Merdeka.com - Merdeka.com - Kepala Badan Nasional Penanggulangan Bencana (BNPB) Suharyanto meninjau lokasi pengungsian bencana gempa bumi bermagnitudo 5,8 di Stadion Manakarra, Mamuju, Sulawesi Barat, Kamis (9/6). Saat peninjauan, Suharyanto berdialog singkat dengan warga. Dalam dialog tersebut, Suharyanto mendengar kesaksian warga yang merasa masih trauma dengan gempa bumi M 6,2 Mamuju pada Januari 2021 lalu.

Suharyanto meminta agar masyarakat tidak panik dan kembali ke rumah masing-masing. Dia kembali mengingatkan informasi dari Badan Meteorologi, Klimatologi, dan Geofisika (BMKG) bahwa gempa bumi M 5,8 pada Rabu (8/6) kemarin tidak berpotensi tsunami dan minim gempa susulan.

"Sehingga masyarakat dipastikan aman apabila kembali ke rumah, dengan catatan tetap harus waspada karena Sulawesi Barat merupakan daerah rawan gempa bumi sedang hingga tinggi," demikian kata Suharyanto dikutip dari siaran pers BNPB, Kamis (9/6).

Pada kesempatan itu, Suharyanto juga menyerahkan bantuan logistik kepada warga berupa tenda pengungsi 10 unit, makanan tambahan gizi 174 paket, dan perlengkapan bayi 110 paket. Kemudian perlengkapan keluarga 68 paket, masker 3.600 lembar, kantong jenazah 65 lembar, selimut 500 buah, matras 300 buah, dan rendang 300 paket.

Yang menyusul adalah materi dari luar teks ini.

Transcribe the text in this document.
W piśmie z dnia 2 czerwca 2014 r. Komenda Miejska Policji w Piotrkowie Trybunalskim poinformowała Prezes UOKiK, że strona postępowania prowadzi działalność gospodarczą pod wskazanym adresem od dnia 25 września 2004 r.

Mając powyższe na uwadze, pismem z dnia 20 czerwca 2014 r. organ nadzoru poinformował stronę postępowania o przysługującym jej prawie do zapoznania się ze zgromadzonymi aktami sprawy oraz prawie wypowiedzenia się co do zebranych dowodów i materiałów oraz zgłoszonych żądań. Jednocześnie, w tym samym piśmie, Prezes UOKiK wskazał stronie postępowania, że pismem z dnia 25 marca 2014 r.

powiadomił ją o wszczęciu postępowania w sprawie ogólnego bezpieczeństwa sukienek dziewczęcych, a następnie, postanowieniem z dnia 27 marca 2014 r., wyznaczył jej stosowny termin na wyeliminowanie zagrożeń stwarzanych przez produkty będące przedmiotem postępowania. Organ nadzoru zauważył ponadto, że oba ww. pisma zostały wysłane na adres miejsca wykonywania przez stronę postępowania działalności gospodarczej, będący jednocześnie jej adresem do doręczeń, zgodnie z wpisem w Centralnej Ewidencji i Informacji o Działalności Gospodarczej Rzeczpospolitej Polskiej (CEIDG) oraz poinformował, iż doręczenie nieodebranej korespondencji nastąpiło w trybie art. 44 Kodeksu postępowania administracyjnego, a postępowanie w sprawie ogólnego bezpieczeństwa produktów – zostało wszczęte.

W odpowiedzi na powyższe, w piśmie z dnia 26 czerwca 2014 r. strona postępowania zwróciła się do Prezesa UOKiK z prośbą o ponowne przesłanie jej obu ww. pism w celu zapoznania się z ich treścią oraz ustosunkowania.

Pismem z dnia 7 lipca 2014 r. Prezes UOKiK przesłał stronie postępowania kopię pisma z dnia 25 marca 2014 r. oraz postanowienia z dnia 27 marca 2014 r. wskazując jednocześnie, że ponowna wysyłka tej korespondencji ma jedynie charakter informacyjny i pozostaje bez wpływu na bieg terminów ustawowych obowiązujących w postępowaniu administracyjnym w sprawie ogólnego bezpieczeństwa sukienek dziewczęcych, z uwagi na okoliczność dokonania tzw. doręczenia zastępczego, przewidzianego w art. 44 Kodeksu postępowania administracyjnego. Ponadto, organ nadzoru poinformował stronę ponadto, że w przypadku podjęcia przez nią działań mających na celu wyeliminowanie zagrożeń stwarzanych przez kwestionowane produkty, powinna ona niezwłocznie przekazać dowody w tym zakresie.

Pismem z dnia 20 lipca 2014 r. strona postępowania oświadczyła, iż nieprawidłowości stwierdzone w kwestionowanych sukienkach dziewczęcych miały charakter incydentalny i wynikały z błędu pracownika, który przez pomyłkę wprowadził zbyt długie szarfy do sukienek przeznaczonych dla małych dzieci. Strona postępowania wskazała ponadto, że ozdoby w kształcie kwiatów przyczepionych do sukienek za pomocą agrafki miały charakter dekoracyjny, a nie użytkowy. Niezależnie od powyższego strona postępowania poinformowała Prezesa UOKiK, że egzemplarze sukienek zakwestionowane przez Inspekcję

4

BNPB mencatat Stadion Manakarra telah menampung sebanyak kurang lebih 1.185 warga dampak gempa bumi M 5,8 kemarin. Tim gabungan dari unsur forkopimda telah mendirikan beberapa tenda darurat guna tempat evakuasi sementara, dapur umum, posko kesehatan, dan tenda khusus trauma healing bagi anak-anak.

Gempa bumi M 5,8 Mamuju berpusat di koordinat 2,77° LS ; 118,56° BT, atau tepatnya berlokasi di laut pada jarak 26 kilometer arah Barat Tapalang Barat, Mamuju, Sulawesi Barat.

Kejadian ini menyebabkan sekitar 7.650 warga Kabupaten Majene mengungsi. Berdasarkan laporan visual dari lapangan per Rabu (8/6) pukul 21.50 WIB, para warga mulai mendirikan tenda darurat menggunakan terpal berwarna biru dan oranye di beberapa titik tak jauh dari permukiman mereka, di pelataran masjid Deking dan di SMK Kota Tinggi.

Hal serupa juga dilakukan oleh para warga Kabupaten Mamuju karena khawatir terjadi gempa bumi susulan dan potensi ancaman tsunami. Pantauan visual dari lapangan ada tiga titik pengungsian warga yakni di Stadion Mamuju, Kantor Bupati Mamuju dan Kantor TVRI Sulawesi Barat di Mamuju. Jumlah warga Mamuju yang mengungsi sementara ada sebanyak 7.670 jiwa.

Sementara itu, berdasarkan data dari Badan Penanggulangan Bencana Daerah (BPBD) Provinsi Sulawesi Barat, sebanyak 17 warga mengalami luka-luka setelah terkena material reruntuhan bangunan Gedung PKK, Kantor Gubernur Provinsi Sulawesi Barat, ketika gempa bumi terjadi. Saat ini, para warga yang terluka telah telah mendapatkan perawatan intensif di Rumah Sakit (RS) Bhayangkara Mamuju. [eko]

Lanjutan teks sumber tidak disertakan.